Dr. Maytal’s scientifically supported opinion was sufficient to establish defendant’s prima facie entitlement to summary judgment on the issue of causation (see Diamond v Di Luzio, 22 AD 3d 517 [2005]). Contrary to the majority’s assertion, neither Dr. Maytal’s opinion nor the CDC report compels a determination that no child with blood lead levels within the “border zone” can ever recover from exposure to lead. Dr. Maytal merely testified that plaintiffs very brief and moderate level within the “border zone,” which subsequently decreased, did not support a finding that plaintiffs particular conditions were caused by lead. Nor can Dr. Maytal be faulted for failing to refute the “presum[ed] advance [s]” in blood testing techniques hypothesized by the majority. Nevertheless, the majority seems to suggest that because it is generally accepted that lead can cause cognitive deficiencies, it was defendant’s burden, in the first instance, to present a medical opinion far exceeding reasonable medical certainty, and more approximating absolute conviction, that lead was not the cause of any of plaintiffs claimed injuries.

Although defendant met its initial burden on the summary judgment motion, the testimony of plaintiffs experts was sufficient to raise an issue of fact at least as to whether some of plaintiffs conditions were exacerbated by exposure to lead. However, I depart from the majority in noting that most of the scientific articles relied on by plaintiffs experts are of little or no relevance.
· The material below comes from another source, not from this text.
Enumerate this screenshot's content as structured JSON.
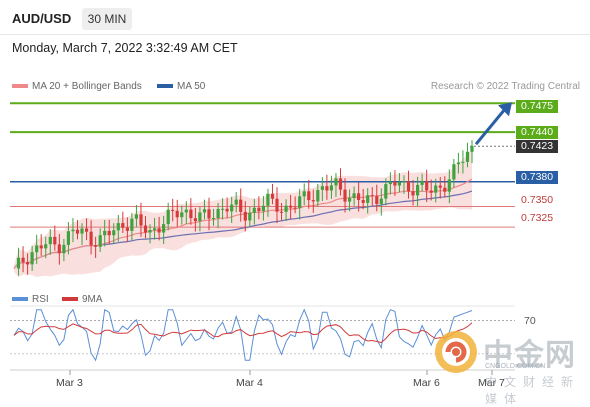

For example, an article published in the Journal of Applied Research in 2005 (vol 5 [No. 1], at 80) by Lidsky et al., titled Autism and Autistic Symptoms Associated with Childhood Lead Poisoning, concerned a study of two children. The first child’s blood lead level exceeded 50 g/dl, and elevated levels persisted for at least 26 months; the second child’s blood lead level peaked at 110 g/dl, and elevated levels continued for at least five years. Thus, both children in that study had blood lead levels that far exceeded plaintiffs in both severity and duration.

Another article, by Lanphear et al., Cognitive Deficits Associated with Blood Lead Concentrations <10 g/dl in US Children and Adolescents, published in Public Health Reports in 2000 (vol 115 [No. 6], at 521, 526), “suggested] that cognitive deficits are associated with blood lead concentrations lower than 5 g/dl.” The ambiguous conclusions of “suggest” and “associated” were further diluted by the report’s concession that the absence of an adjustment for such variables as home environment and maternal intelligence “may have resulted in . . . overestimating the detrimental effects of lead.” (Id. at 527.)

Another study, by Canfield et al., Intellectual Impairment in Children with Blood Lead Concentrations below 10 g per Deciliter, published in the New England Journal of Medicine in 2003 (vol 348 [No. 16], at 1517, 1525), merely produced results that “suggest that children with blood lead concentrations below 10 g per deciliter merit more intensive investigation.” 
      
       PDDNOS stands for pervasive developmental disorder (PDD) not otherwise specified.